Letzten Herbst nahm dann der Gedanke nach einer leichten Vergrößerung erste Formen an. Nach Infos suchend bin ich auf dieses coole Forum :smoki gestoßen und habe ersteinmal fleißig gelesen.

Ich habe hier soviel Ideen und Wissen aufnehmen können, dass ich das nun hier wieder zurückfließen lassen möchte und ich nun meinerseits meinen Teichbau dokumentiere.

Insbesondere die Teichdoku von mitch  hat mich stark beeindruckt (RESPEKT). Die Idee mit den Pflanzringen hat mich immer mehr dazu gedrängt, dass der neue Teich (nennt sich nun halt Teich 2.0) ein Hochteich werden muss.

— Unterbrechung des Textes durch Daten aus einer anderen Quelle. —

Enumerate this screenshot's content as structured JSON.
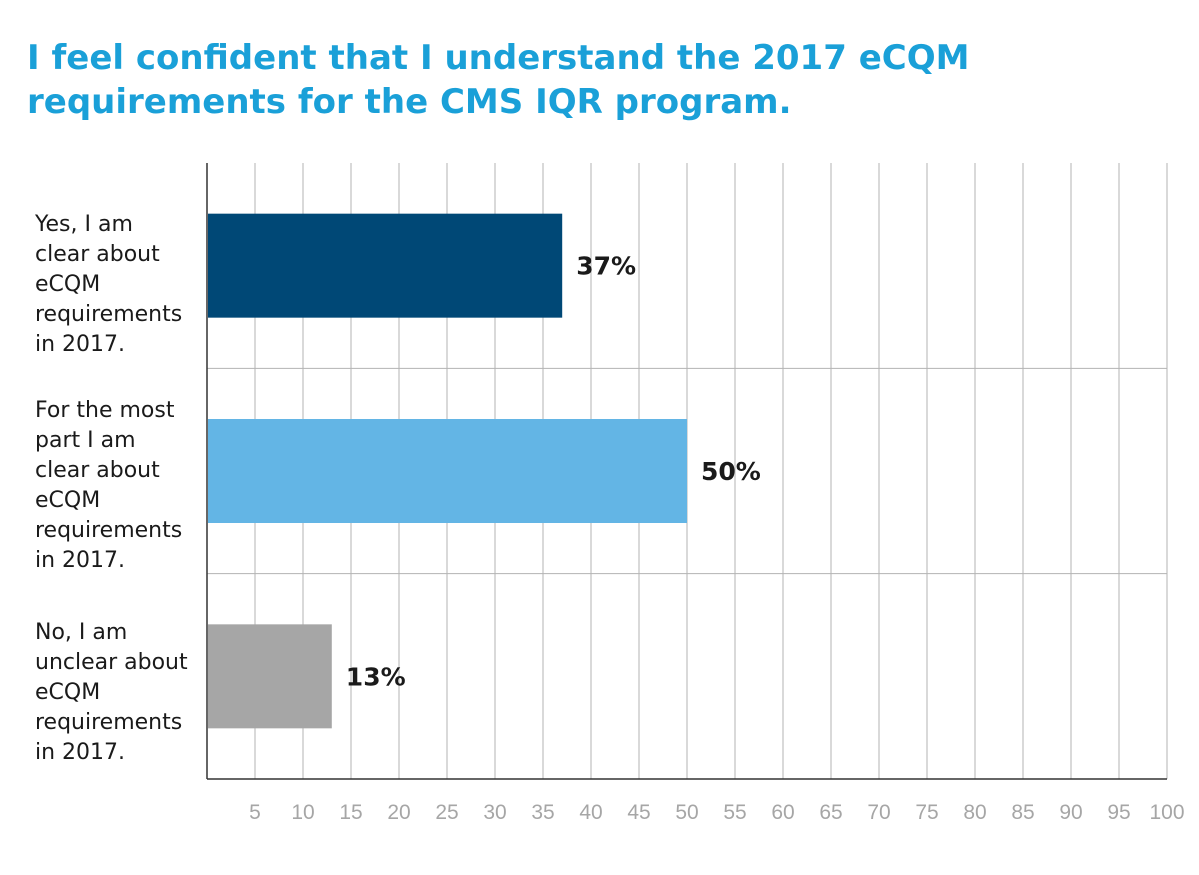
{
  "chart_data": {
    "type": "bar",
    "orientation": "horizontal",
    "title_lines": [
      "I feel confident that I understand the 2017 eCQM",
      "requirements for the CMS IQR program."
    ],
    "categories": [
      {
        "lines": [
          "Yes, I am",
          "clear about",
          "eCQM",
          "requirements",
          "in 2017."
        ],
        "value": 37,
        "value_label": "37%",
        "color": "#004876"
      },
      {
        "lines": [
          "For the most",
          "part I am",
          "clear about",
          "eCQM",
          "requirements",
          "in 2017."
        ],
        "value": 50,
        "value_label": "50%",
        "color": "#63b5e5"
      },
      {
        "lines": [
          "No, I am",
          "unclear about",
          "eCQM",
          "requirements",
          "in 2017."
        ],
        "value": 13,
        "value_label": "13%",
        "color": "#a6a6a6"
      }
    ],
    "x_ticks": [
      "5",
      "10",
      "15",
      "20",
      "25",
      "30",
      "35",
      "40",
      "45",
      "50",
      "55",
      "60",
      "65",
      "70",
      "75",
      "80",
      "85",
      "90",
      "95",
      "100"
    ],
    "xlim": [
      0,
      100
    ],
    "grid": true,
    "legend": "none"
  }
}
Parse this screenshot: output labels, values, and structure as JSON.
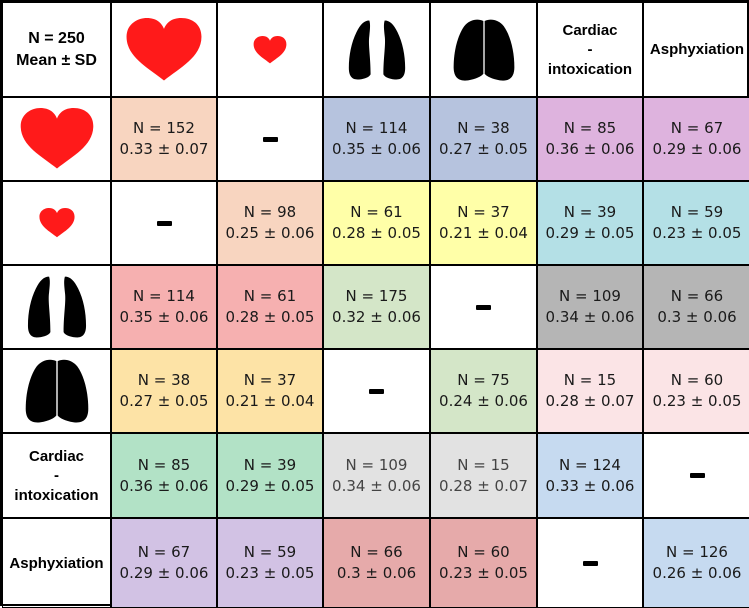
{
  "corner": {
    "line1": "N = 250",
    "line2": "Mean ± SD"
  },
  "header_cols": [
    {
      "kind": "icon",
      "icon": "large-heart-icon"
    },
    {
      "kind": "icon",
      "icon": "small-heart-icon"
    },
    {
      "kind": "icon",
      "icon": "lungs-separated-icon"
    },
    {
      "kind": "icon",
      "icon": "lungs-joined-icon"
    },
    {
      "kind": "text",
      "lines": [
        "Cardiac",
        "-",
        "intoxication"
      ]
    },
    {
      "kind": "text",
      "lines": [
        "Asphyxiation"
      ]
    }
  ],
  "header_rows": [
    {
      "kind": "icon",
      "icon": "large-heart-icon"
    },
    {
      "kind": "icon",
      "icon": "small-heart-icon"
    },
    {
      "kind": "icon",
      "icon": "lungs-separated-icon"
    },
    {
      "kind": "icon",
      "icon": "lungs-joined-icon"
    },
    {
      "kind": "text",
      "lines": [
        "Cardiac",
        "-",
        "intoxication"
      ]
    },
    {
      "kind": "text",
      "lines": [
        "Asphyxiation"
      ]
    }
  ],
  "colors": {
    "heart": "#ff1a1a",
    "lungs": "#000000"
  },
  "rows": [
    [
      {
        "n": "N = 152",
        "stat": "0.33 ± 0.07",
        "color": "#f8d5c0"
      },
      {
        "empty": true,
        "color": "#ffffff"
      },
      {
        "n": "N = 114",
        "stat": "0.35 ± 0.06",
        "color": "#b6c3de"
      },
      {
        "n": "N = 38",
        "stat": "0.27 ± 0.05",
        "color": "#b6c3de"
      },
      {
        "n": "N = 85",
        "stat": "0.36 ± 0.06",
        "color": "#deb3de"
      },
      {
        "n": "N = 67",
        "stat": "0.29 ± 0.06",
        "color": "#deb3de"
      }
    ],
    [
      {
        "empty": true,
        "color": "#ffffff"
      },
      {
        "n": "N = 98",
        "stat": "0.25 ± 0.06",
        "color": "#f8d5c0"
      },
      {
        "n": "N = 61",
        "stat": "0.28 ± 0.05",
        "color": "#ffffa8"
      },
      {
        "n": "N = 37",
        "stat": "0.21 ± 0.04",
        "color": "#ffffa8"
      },
      {
        "n": "N = 39",
        "stat": "0.29 ± 0.05",
        "color": "#b4e0e6"
      },
      {
        "n": "N = 59",
        "stat": "0.23 ± 0.05",
        "color": "#b4e0e6"
      }
    ],
    [
      {
        "n": "N = 114",
        "stat": "0.35 ± 0.06",
        "color": "#f6b0b0"
      },
      {
        "n": "N = 61",
        "stat": "0.28 ± 0.05",
        "color": "#f6b0b0"
      },
      {
        "n": "N = 175",
        "stat": "0.32 ± 0.06",
        "color": "#d4e6c8"
      },
      {
        "empty": true,
        "color": "#ffffff"
      },
      {
        "n": "N = 109",
        "stat": "0.34 ± 0.06",
        "color": "#b5b5b5"
      },
      {
        "n": "N = 66",
        "stat": "0.3 ± 0.06",
        "color": "#b5b5b5"
      }
    ],
    [
      {
        "n": "N = 38",
        "stat": "0.27 ± 0.05",
        "color": "#fde3a6"
      },
      {
        "n": "N = 37",
        "stat": "0.21 ± 0.04",
        "color": "#fde3a6"
      },
      {
        "empty": true,
        "color": "#ffffff"
      },
      {
        "n": "N = 75",
        "stat": "0.24 ± 0.06",
        "color": "#d4e6c8"
      },
      {
        "n": "N = 15",
        "stat": "0.28 ± 0.07",
        "color": "#fbe4e6"
      },
      {
        "n": "N = 60",
        "stat": "0.23 ± 0.05",
        "color": "#fbe4e6"
      }
    ],
    [
      {
        "n": "N = 85",
        "stat": "0.36 ± 0.06",
        "color": "#b2e2c6"
      },
      {
        "n": "N = 39",
        "stat": "0.29 ± 0.05",
        "color": "#b2e2c6"
      },
      {
        "n": "N = 109",
        "stat": "0.34 ± 0.06",
        "color": "#e2e2e2",
        "muted": true
      },
      {
        "n": "N = 15",
        "stat": "0.28 ± 0.07",
        "color": "#e2e2e2",
        "muted": true
      },
      {
        "n": "N = 124",
        "stat": "0.33 ± 0.06",
        "color": "#c6daf0"
      },
      {
        "empty": true,
        "color": "#ffffff"
      }
    ],
    [
      {
        "n": "N = 67",
        "stat": "0.29 ± 0.06",
        "color": "#d2c2e4"
      },
      {
        "n": "N = 59",
        "stat": "0.23 ± 0.05",
        "color": "#d2c2e4"
      },
      {
        "n": "N = 66",
        "stat": "0.3 ± 0.06",
        "color": "#e6aaaa"
      },
      {
        "n": "N = 60",
        "stat": "0.23 ± 0.05",
        "color": "#e6aaaa"
      },
      {
        "empty": true,
        "color": "#ffffff"
      },
      {
        "n": "N = 126",
        "stat": "0.26 ± 0.06",
        "color": "#c6daf0"
      }
    ]
  ]
}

Die Version 1 des Teiches steht mittlerweile auf dem Trockenen (bedeutet, die Teichschale steht auf der Terrasse) und dient als Übergangsdomizil für meine Goldies.
Nebenbei haben auch die sich vermehrt, sodaß auch diese nach mehr Platz fragten (hat mir irgendjemand geflüstert).



 
Die lütte Teichschale 1.0



 
Da kommt der neue Teich hin.



 
In der Bildmitte sieht man noch das Loch in dem die Schale bis vor kurzem lag.
Drumherum war ein Bachlauf mit Kiesfolie angelegt. Den Bachlauf hat der Maulwurf
gelegentlich mal umgeleitet, indem er die Kiesfolie mal hier mal dort untergraben hat und das Wasser plötzlich seitlich ablief :evil .

>>>>> to be continued, stay tuned
Michael


----------



## HaseUndBär (13. Juli 2012)

*AW: Teich V2.0*

Ich hatte bereits beschrieben, dass der Teich ein Hochteich werden soll.
So hoch, dass man sich an den Teich heransetzen kann. Also etwa 40cm hoch, sodaß man bequem am Teich sitzt und die Hände im Wasser baumeln können.

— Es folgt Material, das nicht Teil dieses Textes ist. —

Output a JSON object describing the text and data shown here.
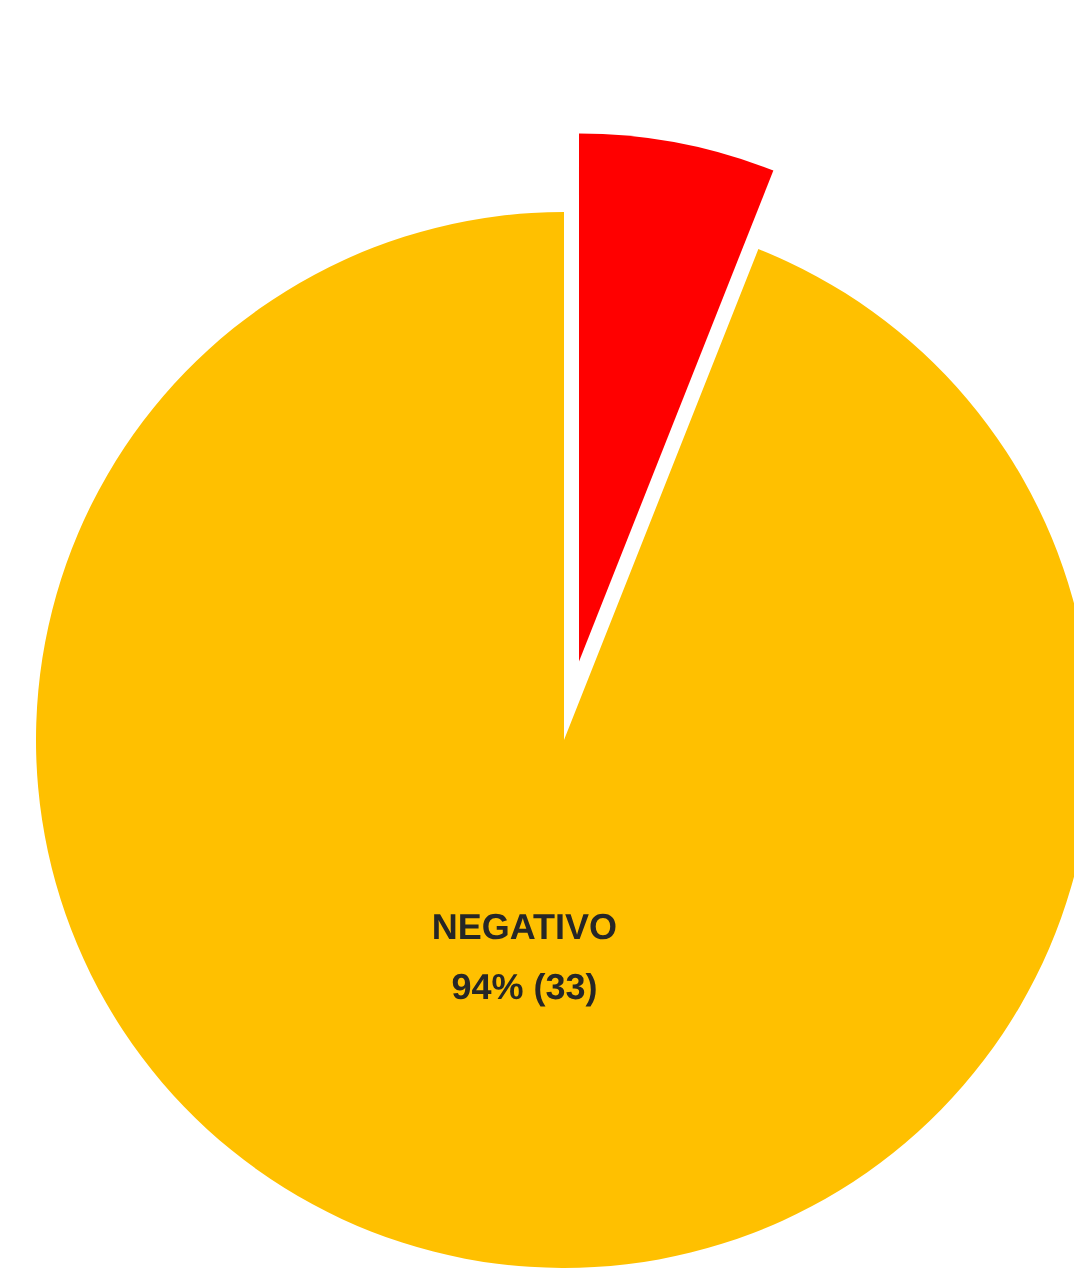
{
  "chart_data": {
    "type": "pie",
    "categories": [
      "NEGATIVO",
      null
    ],
    "values": [
      94,
      6
    ],
    "colors": [
      "#ffc000",
      "#ff0000"
    ],
    "value_labels": [
      "94% (33)",
      null
    ]
  }
}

Ich habe mal gefragt, was der Baustoffhandel so anbietet. Ergebnis langer Überlegung ist, es werden L-Steine, dazu ein paar Karlsruher Gartensteine (U-Steine) für den Übergang zur Terrasse. Auf denen wird dann eine Sitzbank entstehen.

Ich habe schon einmal angefangen zu graben.
Die Steine kommen dann hoffentlich bald.... Einen U-Stein habe ich gleich mitnehmen können. Also ab in den Kofferraum. Jetzt steht er da zwar etwas seinsam, aber ein Anfang ist gemacht.

 
Unter die Steine L-Steine will ich engmaschigen Maschendraht legen. Sollte der Maulwurf sich in die Nähe der Teichfolie wagen wird er am Maschendraht halt machen und umkehren. So jedenfalls meine Hoffnung.

>>>>> to be continued, stay tuned
Michael


----------



## axel (14. Juli 2012)

*AW: Teich V2.0*

Hallo Michael

:willkommen bei uns Teichfans !

Schön das Du den Bau Deines Hochteiches hier dokumentieren willst.
Ich bin schon gespannt wie er einmal aussehen wird. 
Ich würd noch unter die Erdoberfläche mit dem Teich gehen nicht das der Teich durchfriert und Deine Goldies mit.

lg 
axel

.


----------



## mitch (14. Juli 2012)

*AW: Teich V2.0*

Hallo Michael,

:Willkommen2 im Forum.

Es freut mich das du dir aus meinem Thread ein paar Anrgeungen holen kannst .


Wie willst du die L + U Steine um den Rand platzieren, schüttest du den Rand mit Aushub auf  

Der Teichrand sollte ned nur aus den Steinen bestehen, da sonst im Winter das Wasser sonst sehr stark auskühlen wird. Meine Pflanzringe sind alle mit Erde gefüllt um etwas Isolation zu haben.

Wie groß wird denn das gute Stück , Filter: Schwerkraft/gepumpt  Eigenbau oder kaufen, Pumpe  oder Luftheber, .... 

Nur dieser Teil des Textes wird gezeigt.